むしろこれだけ言葉ではっきり言われて姫様の内に入れてなかったらそれはそれでこわい。
正直ドン引きレベルである。
「私が上げる条件は基本私が執務を行っているときに執務室にいること」
勝手に話しだしたのは王太子殿下だ。
え、なに。この条件を提示されてどっちかを選ぶような流れ。
「その間執務室にいるなら魔法研究してようが構わない。ただしっかり3食は食べること。あと昼食の後は昼寝もいいだろう。執務室には専用の席を用意してもいい」
【人のときよりも待遇が良すぎる】
元々3食きっちり食べないとお師匠様に呼び出されたり、この2人に呼び出されたり。
時には護衛と称して両陛下に呼ばれてお菓子を頂くこともあるくらい可愛がられてはいたが。

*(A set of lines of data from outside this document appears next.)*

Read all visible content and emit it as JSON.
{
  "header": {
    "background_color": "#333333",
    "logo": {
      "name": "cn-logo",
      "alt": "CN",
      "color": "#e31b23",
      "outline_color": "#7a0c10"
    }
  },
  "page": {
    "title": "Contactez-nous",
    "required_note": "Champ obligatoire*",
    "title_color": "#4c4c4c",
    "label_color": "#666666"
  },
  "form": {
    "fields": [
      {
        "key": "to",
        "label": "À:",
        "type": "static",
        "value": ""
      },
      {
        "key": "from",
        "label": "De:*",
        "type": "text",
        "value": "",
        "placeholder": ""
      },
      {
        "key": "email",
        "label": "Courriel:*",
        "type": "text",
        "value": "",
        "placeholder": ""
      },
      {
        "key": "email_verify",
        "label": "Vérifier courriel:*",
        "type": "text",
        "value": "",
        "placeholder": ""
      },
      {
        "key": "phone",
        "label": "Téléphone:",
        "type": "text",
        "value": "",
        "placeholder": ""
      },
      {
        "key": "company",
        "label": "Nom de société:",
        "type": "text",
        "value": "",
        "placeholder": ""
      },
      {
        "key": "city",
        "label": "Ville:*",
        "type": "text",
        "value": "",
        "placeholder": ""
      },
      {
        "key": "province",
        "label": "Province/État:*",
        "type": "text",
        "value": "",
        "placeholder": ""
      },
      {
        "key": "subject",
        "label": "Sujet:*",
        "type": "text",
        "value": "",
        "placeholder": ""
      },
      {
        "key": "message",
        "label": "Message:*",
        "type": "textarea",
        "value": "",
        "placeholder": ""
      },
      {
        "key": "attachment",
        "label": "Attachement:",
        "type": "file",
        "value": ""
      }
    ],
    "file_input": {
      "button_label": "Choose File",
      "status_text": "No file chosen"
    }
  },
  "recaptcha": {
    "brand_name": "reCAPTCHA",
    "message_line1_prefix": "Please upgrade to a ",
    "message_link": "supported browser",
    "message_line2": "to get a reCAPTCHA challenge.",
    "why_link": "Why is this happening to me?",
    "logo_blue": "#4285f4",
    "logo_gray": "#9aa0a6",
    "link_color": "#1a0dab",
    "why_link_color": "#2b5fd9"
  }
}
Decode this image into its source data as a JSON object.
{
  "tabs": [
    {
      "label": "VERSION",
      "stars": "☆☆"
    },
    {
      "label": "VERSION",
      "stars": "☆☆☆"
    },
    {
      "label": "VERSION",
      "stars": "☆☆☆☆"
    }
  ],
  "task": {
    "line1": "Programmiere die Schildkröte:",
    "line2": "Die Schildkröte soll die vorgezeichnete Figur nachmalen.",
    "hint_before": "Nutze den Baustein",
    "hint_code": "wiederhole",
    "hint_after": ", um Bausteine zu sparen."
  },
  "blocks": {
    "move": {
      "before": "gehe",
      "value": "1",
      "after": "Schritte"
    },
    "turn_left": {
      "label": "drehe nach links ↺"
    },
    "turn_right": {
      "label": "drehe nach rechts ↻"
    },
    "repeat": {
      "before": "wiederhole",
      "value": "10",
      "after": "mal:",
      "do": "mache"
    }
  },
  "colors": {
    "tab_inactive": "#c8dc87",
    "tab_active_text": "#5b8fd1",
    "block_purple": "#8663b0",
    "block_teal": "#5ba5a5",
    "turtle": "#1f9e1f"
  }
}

流石にお昼寝までは無理だし、そもそも【色付き】としての仕事が忙しくてまともに自分の研究にさける時間がなかった。それが改善される。
それはとても魅力的だ。
でも、それなら隠居しても同じことが出来ると思う。
【あの、ちなみにこの年ではありますが隠居という選択肢は……】
ぽそりと2人にお伺いをたててみる。
「アリス、私達が」
「お前を私達の側から離すとでも?」
【ひぇ……】
先程まで兄妹喧嘩をしていたとは思えないほどに息のあった圧力をかけてきた。
幼馴染に対する家族愛が深すぎるとは思いませんか。
「諦めなさい。馬鹿弟子」
近くでその様子を見ていたお師匠様はやれやれと首を振ったのだった。